The authors evaluated two combined prospective, multicenter, observational studies (SAMURAI-NVAF and RELAXED registries), which included 1797 Japanese patients with either TIA or IS who also had a diagnosis of AF. The study used a derivation cohort (Japanese population, predominantly on rivaroxaban at lower than usual doses uses in the United States) and a European validation cohort (homogenous DOAC distribution). The authors compared an early versus late anticoagulation approach in patients with AF after a TIA or IS. The subject population was divided into four study subgroups based on neurologic severity: TIA (<24h symptom resolution), mild stroke (National Institutes of Health Stroke Scale [NIHSS] 0-7), moderate stroke (NIHSS 8-15), and severe stroke (NIHSS ≥16). The subgroups were then allocated to an early or late treatment group, depending on the median time to DOAC initiation. The early group initiated anticoagulation in the “1-2-3-4 day rule” format: day 1 for TIA, day 2 for mild stroke, day 3 for moderate stroke, and day 4 for severe stroke. The study showed a trend towards better efficacy and similar safety of stroke in the derivation cohort (Early vs late group ischemic stroke: 1.7% vs 3.2%, respectively. Adjusted HR 0.54 [0.27-0.999, 95% CI], P=0.0497, with similar intracranial hemorrhage [ICH] rates: 0.3% vs 0.4%, respectively. Adjusted HR 0.66, [0.09-3.39]).
As the authors noted, the study had design limitations and biases. First and foremost, this was not a randomized trial.
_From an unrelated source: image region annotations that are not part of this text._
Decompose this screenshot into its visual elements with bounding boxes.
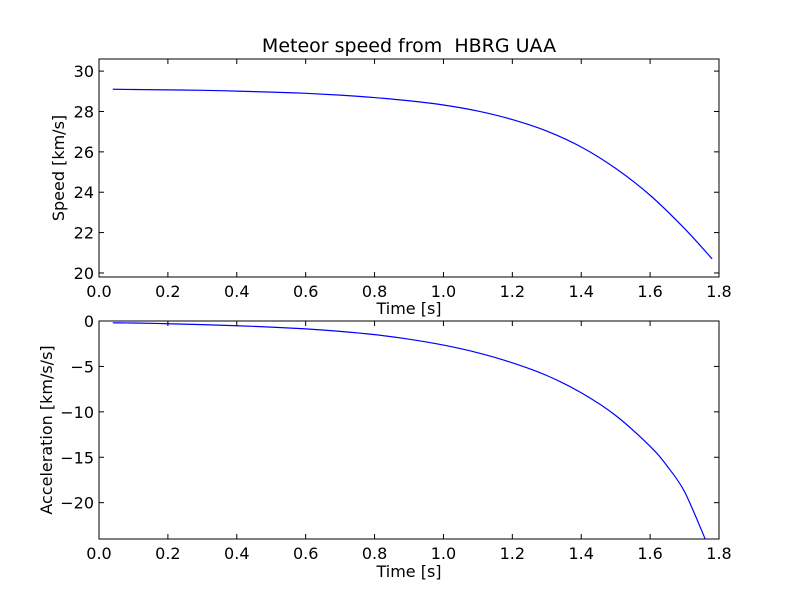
- accel-x-tick-label: 0.0: [86, 544, 111, 563]
- acceleration-panel: 0.0 0.2 0.4 0.6 0.8 1.0 1.2 1.4 1.6 1.8 0 −5 −10 −15…: [37, 312, 732, 581]
- speed-x-tick-label: 0.0: [86, 282, 111, 301]
- speed-x-tick-label: 1.8: [706, 282, 731, 301]
- speed-x-axis-label: Time [s]: [375, 299, 441, 318]
- acceleration-x-ticks: 0.0 0.2 0.4 0.6 0.8 1.0 1.2 1.4 1.6 1.8: [86, 321, 732, 563]
- acceleration-x-axis-label: Time [s]: [375, 562, 441, 581]
- speed-x-tick-label: 1.6: [637, 282, 662, 301]
- accel-x-tick-label: 0.8: [362, 544, 387, 563]
- acceleration-y-ticks: 0 −5 −10 −15 −20: [60, 312, 719, 513]
- accel-x-tick-label: 1.6: [637, 544, 662, 563]
- accel-y-tick-label: 0: [84, 312, 94, 331]
- speed-x-tick-label: 1.2: [500, 282, 525, 301]
- speed-y-tick-label: 26: [74, 143, 94, 162]
- speed-x-tick-label: 0.8: [362, 282, 387, 301]
- speed-x-tick-label: 1.4: [568, 282, 593, 301]
- acceleration-axes-frame: [98, 320, 720, 540]
- accel-y-tick-label: −5: [70, 357, 94, 376]
- speed-panel: Meteor speed from HBRG UAA 0.0 0.2 0.4 0.6 0…: [49, 35, 732, 318]
- speed-x-tick-label: 1.0: [431, 282, 456, 301]
- speed-x-tick-label: 0.6: [293, 282, 318, 301]
- chart-title: Meteor speed from HBRG UAA: [262, 35, 556, 57]
- accel-x-tick-label: 1.0: [431, 544, 456, 563]
- speed-axes-frame: [98, 58, 720, 278]
- accel-x-tick-label: 1.2: [500, 544, 525, 563]
- speed-y-ticks: 20 22 24 26 28 30: [74, 62, 719, 283]
- accel-y-tick-label: −20: [60, 494, 94, 513]
- speed-y-tick-label: 22: [74, 224, 94, 243]
- speed-x-tick-label: 0.2: [155, 282, 180, 301]
- accel-x-tick-label: 1.4: [568, 544, 593, 563]
- accel-y-tick-label: −15: [60, 448, 94, 467]
- acceleration-plot-area: [112, 322, 706, 539]
- accel-x-tick-label: 0.2: [155, 544, 180, 563]
- accel-x-tick-label: 0.4: [224, 544, 249, 563]
- speed-y-tick-label: 30: [74, 62, 94, 81]
- speed-series-line-0: [112, 88, 713, 260]
- accel-series-line-0: [112, 322, 706, 539]
- speed-y-axis-label: Speed [km/s]: [49, 115, 68, 221]
- speed-y-tick-label: 20: [74, 264, 94, 283]
- accel-x-tick-label: 0.6: [293, 544, 318, 563]
- speed-x-tick-label: 0.4: [224, 282, 249, 301]
- accel-x-tick-label: 1.8: [706, 544, 731, 563]
- speed-x-ticks: 0.0 0.2 0.4 0.6 0.8 1.0 1.2 1.4 1.6 1.8: [86, 59, 732, 301]
- speed-y-tick-label: 24: [74, 183, 94, 202]
- speed-y-tick-label: 28: [74, 102, 94, 121]
- speed-plot-area: [112, 88, 713, 260]
- acceleration-y-axis-label: Acceleration [km/s/s]: [37, 345, 56, 514]
- accel-y-tick-label: −10: [60, 403, 94, 422]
Additionally, factors such as infarct size, which is correlated with the risk of hemorrhagic transformation, as well as evidence of cardiac thrombus, need for neurosurgical intervention at any time, neurologic instability, or hypertensive urgency/emergency are not incorporated into decisions regarding the timing of DOAC initiation. By design, the study only evaluated DOAC as a form of anticoagulation, though this is justified as DOACs have, overall, shown to be generally superior to vitamin K antagonists in four main randomized clinical control trials (RE-LY Trial, ROCKET-AF Trial, ARISTOTLE Trial, and ENGAGE AF-TIMI 48 Trial) (1-4).
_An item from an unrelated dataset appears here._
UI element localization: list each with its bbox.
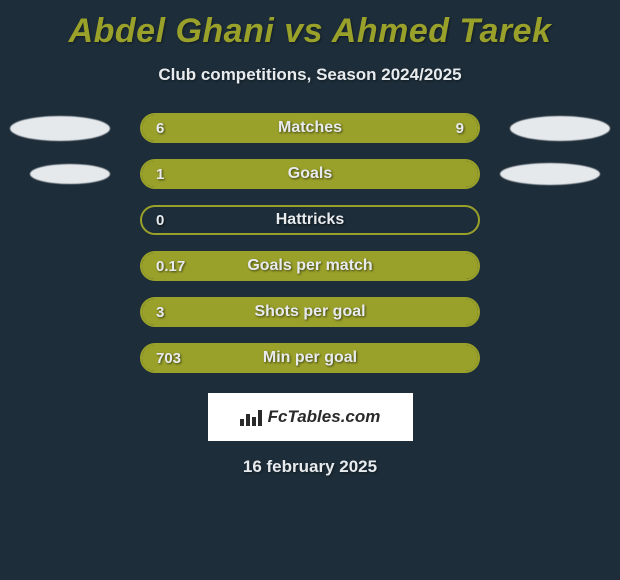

Of note, the “1-2-3-4 day rule” and the “1-3-6-12 day rule” are not endorsed by the current American Heart Association (AHA)/American Stroke Association (ASA) 2021 guidelines for the prevention of stroke in patients with TIA/IS (5). The AHA/ASA 2021 guidelines suggest that it is reasonable to delay DOAC initiation beyond 14 days in patients with severe stroke with AF (NIHSS >15 or >1 cerebral artery territories) (COR 2a, LOE C-EO). For mild stroke, they suggest that it is reasonable to initiate anticoagulation 2-14 days after stroke with AF (COR 2b, LOE B-R). Conversely, for TIA in the setting of AF, it is reasonable to immediately initiate anticoagulation after an index event to reduce the risk of stroke (COR 2a, LOE C-EO), contrary to waiting for 1 day as suggested by the 1-2-3-4 and 1-3-6-12 day rule approaches.
The authors are to be applauded for this study for proposing an earlier treatment system. Validation of such an earlier approach awaits validation by four ongoing randomized trials. Until then, these study results need to be integrated with other factors that can influence the timing of anticoagulation initiation, current expert consensus and organizational guidelines, and, of course, good clinical judgment.